Italian Prime Minister from 2006 to 2008, former President of the EU Commission elected in 1999, after the fall of the Santer Commission. In November 2004, José Manuel Barroso succeeded him as Commission President.
Prodi is a former Italian Prime Minister and a professor of political economy. He is well known for his blunt talking on policy matters. His tendency to call "a spade a spade" pleases some euro-critics, yet sometimes upsets his own staff.
In 2002, he called the Growth and Stability-Pact the "stupidity pact" because of it is too inflexible to cope with the need for policies to encourage growth and employment throughout the Eurozone.
With reference to the EU’s Rapid Reaction Force, which the British Government and others do not consider as a European Army,
"When I was talking about a European Army, I was not joking. If you do not want to call it a European Army, do not call it a European Army. You can call it 'Margaret', you can call it 'Mary-Anne', you can find any name, but it is a joint effort for peace-keeping missions - the first time you have a joint, not bilateral, effort at European level".
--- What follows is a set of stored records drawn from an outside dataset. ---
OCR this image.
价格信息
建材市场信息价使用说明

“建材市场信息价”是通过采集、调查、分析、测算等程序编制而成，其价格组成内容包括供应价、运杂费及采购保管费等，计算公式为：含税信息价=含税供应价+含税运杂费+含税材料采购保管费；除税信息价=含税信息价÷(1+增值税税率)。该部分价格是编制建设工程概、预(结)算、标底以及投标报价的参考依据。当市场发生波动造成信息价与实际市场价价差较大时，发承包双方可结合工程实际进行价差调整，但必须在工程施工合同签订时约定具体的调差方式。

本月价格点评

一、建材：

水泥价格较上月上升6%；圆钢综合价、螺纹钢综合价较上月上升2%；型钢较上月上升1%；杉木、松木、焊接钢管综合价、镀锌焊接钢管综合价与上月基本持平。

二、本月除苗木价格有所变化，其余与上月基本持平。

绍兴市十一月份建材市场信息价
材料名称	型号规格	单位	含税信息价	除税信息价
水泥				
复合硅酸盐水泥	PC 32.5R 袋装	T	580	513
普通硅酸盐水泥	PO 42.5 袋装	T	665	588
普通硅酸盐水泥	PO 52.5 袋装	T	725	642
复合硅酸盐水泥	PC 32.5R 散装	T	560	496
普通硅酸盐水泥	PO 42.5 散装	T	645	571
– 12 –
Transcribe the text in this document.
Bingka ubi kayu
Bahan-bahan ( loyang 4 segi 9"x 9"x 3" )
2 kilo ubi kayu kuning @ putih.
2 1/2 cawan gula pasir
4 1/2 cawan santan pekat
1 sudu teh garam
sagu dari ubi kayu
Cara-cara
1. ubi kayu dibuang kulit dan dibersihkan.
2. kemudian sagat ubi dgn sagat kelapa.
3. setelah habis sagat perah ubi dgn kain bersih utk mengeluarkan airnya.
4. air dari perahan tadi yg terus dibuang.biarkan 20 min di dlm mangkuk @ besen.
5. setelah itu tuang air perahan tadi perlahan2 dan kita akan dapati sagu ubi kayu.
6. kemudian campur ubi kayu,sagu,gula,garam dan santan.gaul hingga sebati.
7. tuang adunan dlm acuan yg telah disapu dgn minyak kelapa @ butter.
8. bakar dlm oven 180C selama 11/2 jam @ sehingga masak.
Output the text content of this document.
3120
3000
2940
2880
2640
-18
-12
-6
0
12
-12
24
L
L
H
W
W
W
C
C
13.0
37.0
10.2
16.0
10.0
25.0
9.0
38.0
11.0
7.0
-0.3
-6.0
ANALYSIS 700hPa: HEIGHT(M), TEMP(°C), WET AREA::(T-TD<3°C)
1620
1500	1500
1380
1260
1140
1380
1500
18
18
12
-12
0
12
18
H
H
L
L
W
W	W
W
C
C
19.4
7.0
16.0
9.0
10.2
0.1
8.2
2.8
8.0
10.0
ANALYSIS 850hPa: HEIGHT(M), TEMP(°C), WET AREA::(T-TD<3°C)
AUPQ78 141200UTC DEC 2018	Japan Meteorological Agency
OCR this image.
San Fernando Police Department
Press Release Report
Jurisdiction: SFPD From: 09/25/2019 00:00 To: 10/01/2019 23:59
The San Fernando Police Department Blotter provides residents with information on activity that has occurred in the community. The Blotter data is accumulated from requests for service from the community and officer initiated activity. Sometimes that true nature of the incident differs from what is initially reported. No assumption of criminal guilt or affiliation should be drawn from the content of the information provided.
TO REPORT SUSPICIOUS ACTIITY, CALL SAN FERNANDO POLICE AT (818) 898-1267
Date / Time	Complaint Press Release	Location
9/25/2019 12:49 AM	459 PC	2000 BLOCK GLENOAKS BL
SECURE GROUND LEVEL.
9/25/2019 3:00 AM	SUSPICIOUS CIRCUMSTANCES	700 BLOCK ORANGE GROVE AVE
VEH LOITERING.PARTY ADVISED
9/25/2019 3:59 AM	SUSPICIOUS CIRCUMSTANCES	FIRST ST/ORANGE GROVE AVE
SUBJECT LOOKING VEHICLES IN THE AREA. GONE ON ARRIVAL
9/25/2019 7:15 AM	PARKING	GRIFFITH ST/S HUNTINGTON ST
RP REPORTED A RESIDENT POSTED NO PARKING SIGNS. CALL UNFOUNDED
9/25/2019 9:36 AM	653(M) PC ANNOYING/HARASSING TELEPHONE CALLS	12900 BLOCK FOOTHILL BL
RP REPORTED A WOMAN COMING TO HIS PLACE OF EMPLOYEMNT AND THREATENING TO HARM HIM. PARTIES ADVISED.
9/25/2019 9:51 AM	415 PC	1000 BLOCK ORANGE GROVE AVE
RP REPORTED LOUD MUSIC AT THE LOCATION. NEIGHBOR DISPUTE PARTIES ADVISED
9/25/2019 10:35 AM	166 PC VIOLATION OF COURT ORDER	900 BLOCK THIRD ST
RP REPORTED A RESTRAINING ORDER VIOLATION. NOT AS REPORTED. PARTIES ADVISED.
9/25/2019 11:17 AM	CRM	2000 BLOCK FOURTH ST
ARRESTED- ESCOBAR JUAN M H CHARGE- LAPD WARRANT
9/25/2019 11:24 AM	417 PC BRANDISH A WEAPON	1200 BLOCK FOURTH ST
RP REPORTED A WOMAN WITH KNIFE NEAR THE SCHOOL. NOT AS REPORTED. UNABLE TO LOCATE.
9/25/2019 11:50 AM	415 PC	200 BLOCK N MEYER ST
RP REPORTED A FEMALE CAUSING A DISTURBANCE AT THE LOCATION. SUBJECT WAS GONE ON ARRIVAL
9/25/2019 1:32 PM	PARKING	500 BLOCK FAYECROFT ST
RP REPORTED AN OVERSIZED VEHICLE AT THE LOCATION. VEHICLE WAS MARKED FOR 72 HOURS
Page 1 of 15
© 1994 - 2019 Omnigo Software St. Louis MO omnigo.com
He told the Danish voters during the referendum on the single currency in 2000 that they were not obliged to vote “Yes” to the Euro, but if they did, they could not later withdraw.
Prodi told the Irish voters during the "Nice" referendum in 2002 that EU enlargement would continue regardless of the Irish adoption of the Treaty of Nice, and that "Nice" was only a political and not a legal condition for enlargement - a message that did not go down well with the Irish Government and Ireland’s "Yes" campaigners.
In complete secrecy, he let a small group of EU civil servants around François Lamoureux draft a complete EU constitution, named "Penelope" after the wife of Ulysses. This document was only printed in a few numbered copies and was kept secret until the last moment. Then, the majority in the EU Commission refused to support it and backed the "official" EU Commission submission to the Convention on the Future of Europe.
Therefore, Prodi's "Penelope" scheme has only the status of a preliminary working document, despite being much more detailed and politically sensitive than the official Commission document.
Prodi is a committed euro-federalist who has published parts of his mail register on the Internet and made EU Commission agendas and minutes partly available on the Internet.